Construction sector writes off almost £2bn in outstanding payments each year
More than 70% of sector firms suffer ‘bad debt’ according to report.
Every year, construction firms in the UK write off more than £10,000 each when customers do not pay, according to a new report.
Published by business funder Bibby Financial Services (BFS) and industry experts, The Vinden Partnership (TVP), the Planning for Growth report reveals that over 70% of SME construction firms have suffered bad debt over the past three years. The average amount scrapped by these firms during this period was £30,465, equating to £1.9bn each year across the sector.*
Helen Wheeler, managing director, construction finance at BFS, said: “Bad debt is a serious issue for many construction businesses and represents a huge leakage in terms of sector output. Non-payment can occur due to customer insolvency, payment default or dispute and the issue is severely problematic for smaller firms who have often already footed the bill for labour and material costs.
“This places a massive strain on these businesses, often causing viable firms to fold. The problem is particularly acute for those who do not have sufficient working capital or bad debt protection in place to cover against this situation. Even if the business isn’t crippled in the long term, this £10,000 could be invested into growing their business or taking on an apprentice.”
Lee Ryan jointly runs a flooring business Phil Ryan Flooring with his father. He was forced to write off £2,700 when his customer stopped trading.

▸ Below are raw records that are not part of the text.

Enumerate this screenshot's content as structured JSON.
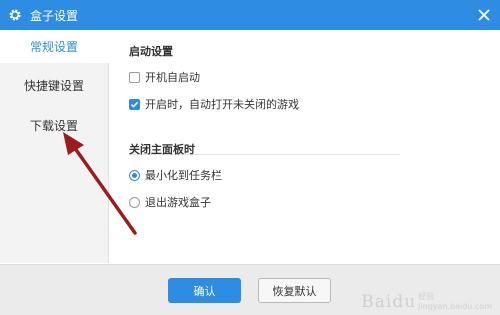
{
  "window": {
    "title": "盒子设置",
    "icon": "gear-icon",
    "close_icon": "close-icon"
  },
  "sidebar": {
    "items": [
      {
        "label": "常规设置",
        "active": true
      },
      {
        "label": "快捷键设置",
        "active": false
      },
      {
        "label": "下载设置",
        "active": false
      }
    ]
  },
  "startup": {
    "title": "启动设置",
    "options": [
      {
        "label": "开机自启动",
        "checked": false
      },
      {
        "label": "开启时，自动打开未关闭的游戏",
        "checked": true
      }
    ]
  },
  "close_main_panel": {
    "title": "关闭主面板时",
    "options": [
      {
        "label": "最小化到任务栏",
        "selected": true
      },
      {
        "label": "退出游戏盒子",
        "selected": false
      }
    ]
  },
  "footer": {
    "confirm_label": "确认",
    "reset_label": "恢复默认"
  },
  "watermark": {
    "main": "Baidu",
    "sub_line1": "经验",
    "sub_line2": "jingyan.baidu.com"
  },
  "colors": {
    "accent": "#2e8de2",
    "arrow": "#9b1c1c",
    "sidebar_bg": "#f3f3f3",
    "footer_bg": "#ebebeb"
  }
}
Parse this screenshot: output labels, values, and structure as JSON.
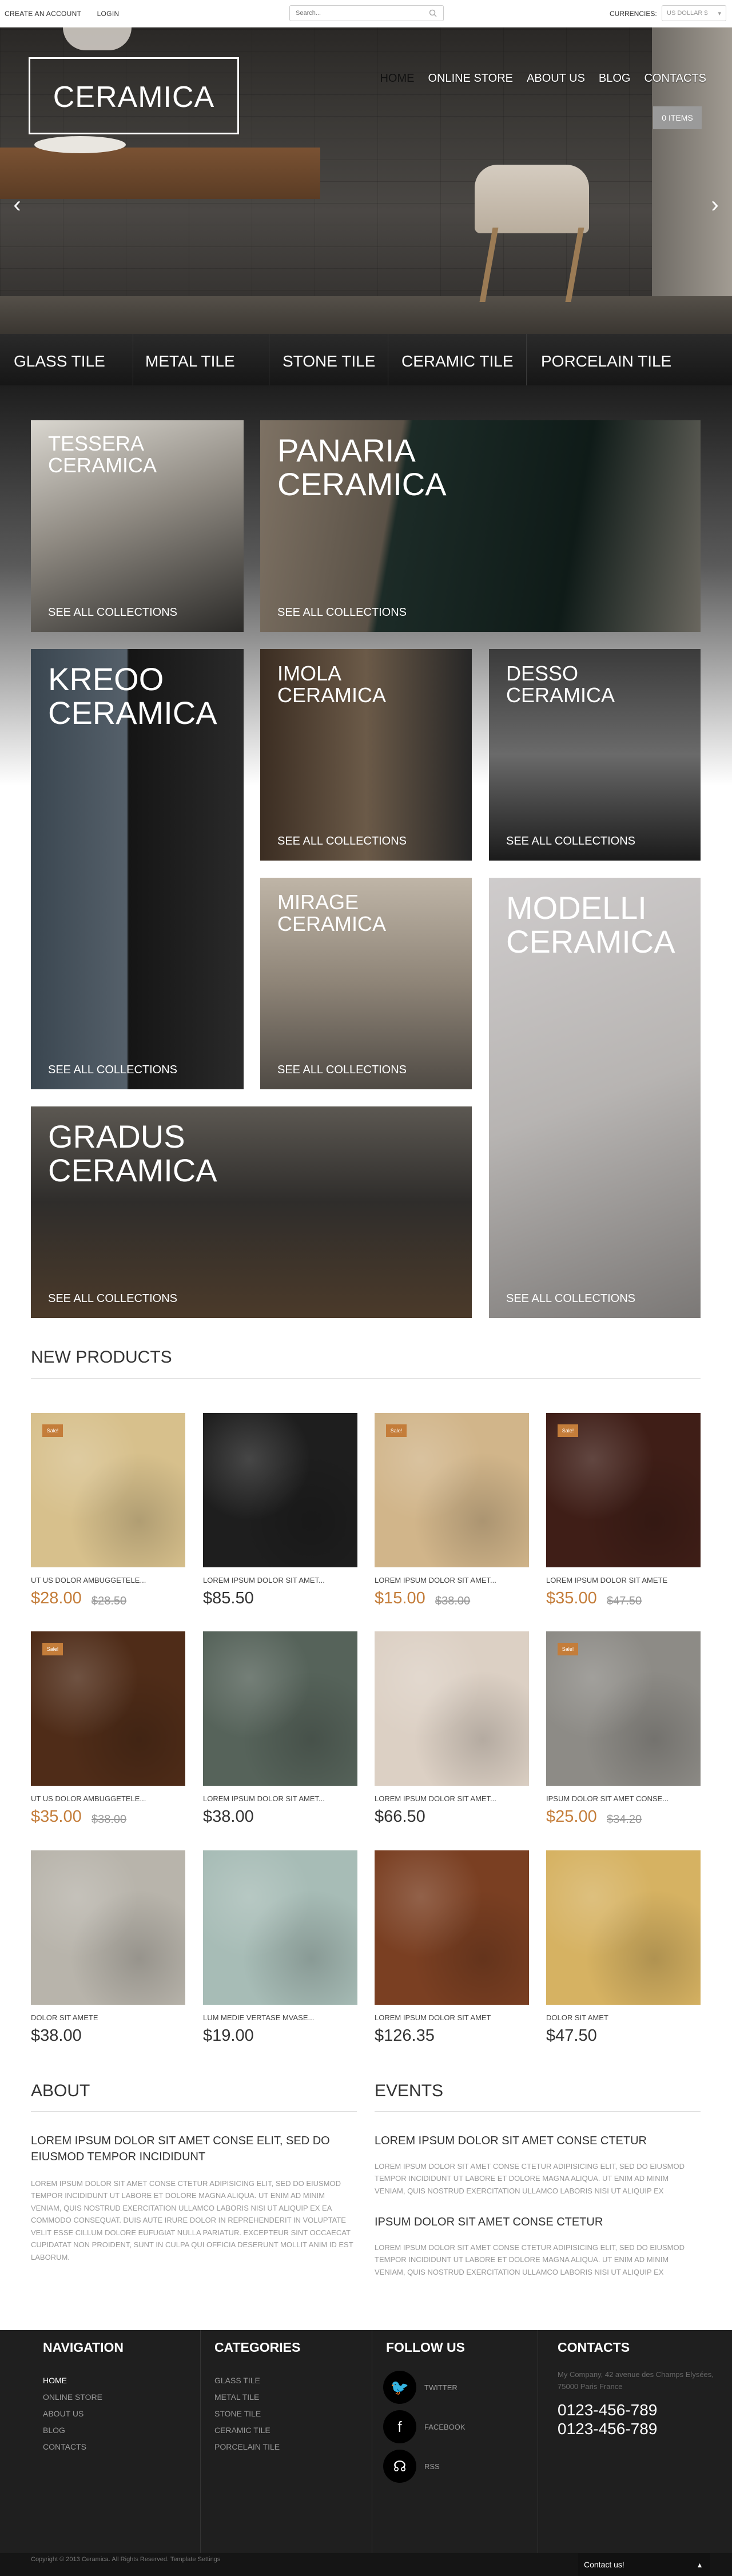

Lee said: “As a small company, writing off thousands of pounds had a big impact on the business. Our cashflow was quite badly affected and it created a lot of uncertainty at the time. As a partnership, we’re quite vulnerable and if we didn’t get paid for some of our jobs, it would potentially wipe us out. Now, have bad debt protection to reduce the risk.”
According to official figures there are 280,000 construction businesses in the UK, employing an estimated 2.9m people.
Peter Vinden, managing director of TVP, says payment disputes are a routine part of the construction sector.
Peter said: “Disputes and litigation are a common occurrence in the industry, but often smaller firms and subcontractors do not have either the legal expertise or financial resources to pursue action which would ensure they receive the amount owed from customers.
“Furthermore, clauses imposed by larger contractors are becoming increasingly onerous and this is a significant issue for many of the businesses we speak with. There is also increasing evidence of contractors seeking extended credit from the supply chain and the number of adjudication appointments is showing a sharp increase in payment disputes.”
BFS is urging smaller firms to seek expert advice in relation to reviewing contracts, credit checking customers and protecting their businesses using methods such as bad debt protection.
Helen said: “It’s vital that owners look to protect their businesses against the risk of bad debt. There are expert advisors and specialist construction finance providers who can help.”